Карыкур мысленно переворошил все, что знал об отравлениях. «От чего же еще оно может быть? Чем они могли отравиться, чем?!» Но увы, ничего путного не приходило ему в голову.

— Вот собачий узел! От чего же, от чего? — снова и снова пытал он себя, сидя на корточках подле мертвого оленя, и не сразу расслышал шаги вернувшегося Лозара.

— Тридцать две штуки всего, — подавленно пробормотал бригадир. — Одного только в толк не возьму: на какого ни глянешь — все вроде одинаково околели. Как будто злой дух наколдовал… Знаешь, я думаю, это не болезнь, сынок. — И с мелькнувшим на лице выражением ужаса Лозар поглядел в сторону Священного мыса. — Слушай, неужели…

— Что неужели, Лозар аки? — не понял Карыкур. — Вы что, догадались?

— Кто знает, кто знает, — сдавленно проговорил бригадир и, отведя взгляд, провел ладонью по мгновенно вспотевшему лбу. — Я вот думаю, а что, если… — И снова умолк.

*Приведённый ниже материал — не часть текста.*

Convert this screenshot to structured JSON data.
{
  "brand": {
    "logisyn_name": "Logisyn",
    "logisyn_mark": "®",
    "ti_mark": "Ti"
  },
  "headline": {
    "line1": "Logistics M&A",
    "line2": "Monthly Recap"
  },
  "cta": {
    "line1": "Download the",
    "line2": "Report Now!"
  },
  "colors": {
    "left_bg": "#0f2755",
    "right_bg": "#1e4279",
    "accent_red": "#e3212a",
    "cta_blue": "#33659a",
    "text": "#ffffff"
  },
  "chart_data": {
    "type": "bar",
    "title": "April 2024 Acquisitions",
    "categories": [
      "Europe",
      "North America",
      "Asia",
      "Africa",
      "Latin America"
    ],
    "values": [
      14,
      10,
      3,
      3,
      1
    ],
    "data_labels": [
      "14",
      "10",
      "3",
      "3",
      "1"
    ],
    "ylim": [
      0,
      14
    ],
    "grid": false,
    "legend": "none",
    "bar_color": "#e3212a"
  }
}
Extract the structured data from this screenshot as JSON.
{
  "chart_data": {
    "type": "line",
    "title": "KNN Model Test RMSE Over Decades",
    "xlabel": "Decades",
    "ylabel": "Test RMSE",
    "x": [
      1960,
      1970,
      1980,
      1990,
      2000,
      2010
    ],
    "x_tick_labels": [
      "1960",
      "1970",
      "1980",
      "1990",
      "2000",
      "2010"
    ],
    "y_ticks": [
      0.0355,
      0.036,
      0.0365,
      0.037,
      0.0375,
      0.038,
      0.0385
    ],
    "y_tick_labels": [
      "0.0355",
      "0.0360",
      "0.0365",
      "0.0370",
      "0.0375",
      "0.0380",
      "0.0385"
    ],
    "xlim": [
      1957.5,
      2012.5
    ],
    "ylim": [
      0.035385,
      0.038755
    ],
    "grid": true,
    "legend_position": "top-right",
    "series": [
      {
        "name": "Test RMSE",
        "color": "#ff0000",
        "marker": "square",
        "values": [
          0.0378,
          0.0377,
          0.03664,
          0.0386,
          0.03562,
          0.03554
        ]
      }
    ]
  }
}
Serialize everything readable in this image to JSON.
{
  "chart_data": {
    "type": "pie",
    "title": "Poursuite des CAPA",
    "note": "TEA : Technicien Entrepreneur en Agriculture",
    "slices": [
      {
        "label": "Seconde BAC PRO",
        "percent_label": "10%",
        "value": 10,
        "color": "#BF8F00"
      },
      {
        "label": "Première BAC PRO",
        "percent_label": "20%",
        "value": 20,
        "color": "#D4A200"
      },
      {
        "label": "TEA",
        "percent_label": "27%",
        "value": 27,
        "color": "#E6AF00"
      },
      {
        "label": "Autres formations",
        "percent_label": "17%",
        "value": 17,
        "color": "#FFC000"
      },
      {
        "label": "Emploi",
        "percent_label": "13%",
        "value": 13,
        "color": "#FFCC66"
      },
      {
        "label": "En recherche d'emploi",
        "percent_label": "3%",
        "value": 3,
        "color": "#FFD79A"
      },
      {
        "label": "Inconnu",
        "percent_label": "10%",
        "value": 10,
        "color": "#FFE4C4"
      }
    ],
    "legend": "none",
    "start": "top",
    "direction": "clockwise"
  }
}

— Что «если», Лозар аки? — не выдержал Карыкур.

— Ну помнишь, я тебе про Артеева-то Николая рассказывал? Ну, который, — здесь бригадир понизил голос до шепота, — священный лабаз разграбил, а потом от страшной опухоли умер? Вот с другой стороны — олени же ведь не люди, верно? Откуда им знать, что тут Священный мыс? Кой, Пал Турам — Высокое Небо! Большая у тебя сила, уй какая большая! Где уж нам с вами тягаться… Ой туго, ой туго…

— Да вы что, Лозар аки? Вы что, и впрямь думаете, что оленей идол Священного мыса наказал? За то, что забрели сюда? — Он не выдержал, засмеялся. — Ну, дядя Лозар!

— Эй, что с тобой, парень! — прикрикнул вдруг на него бригадир. — Разве можно здесь  т а к! Забыл, что ли, где находишься? — Он опять посмотрел в сторону Священного мыса, прошептал что-то и медленно повернулся к Карыкуру. — Не знаю, ничего не знаю, сынок. — Покачал головой. — Ничего понять не могу… Ты олений лекарь, ты и думай. Других оленей посмотри. Пройдись по моей лыжне — я у каждого трупа останавливался. Вот и ты тоже каждого огляди… Может, до чего и досверлишься, откроешь причину. А я все, я пока дров нарублю, костер разожгу, чаек потихоньку вскипячу. — И, легко освободив ноги от лыж, бригадир пошел к привезенному ими сушняку, начал неторопливо, словно успокаивая себя, рубить дрова для костра.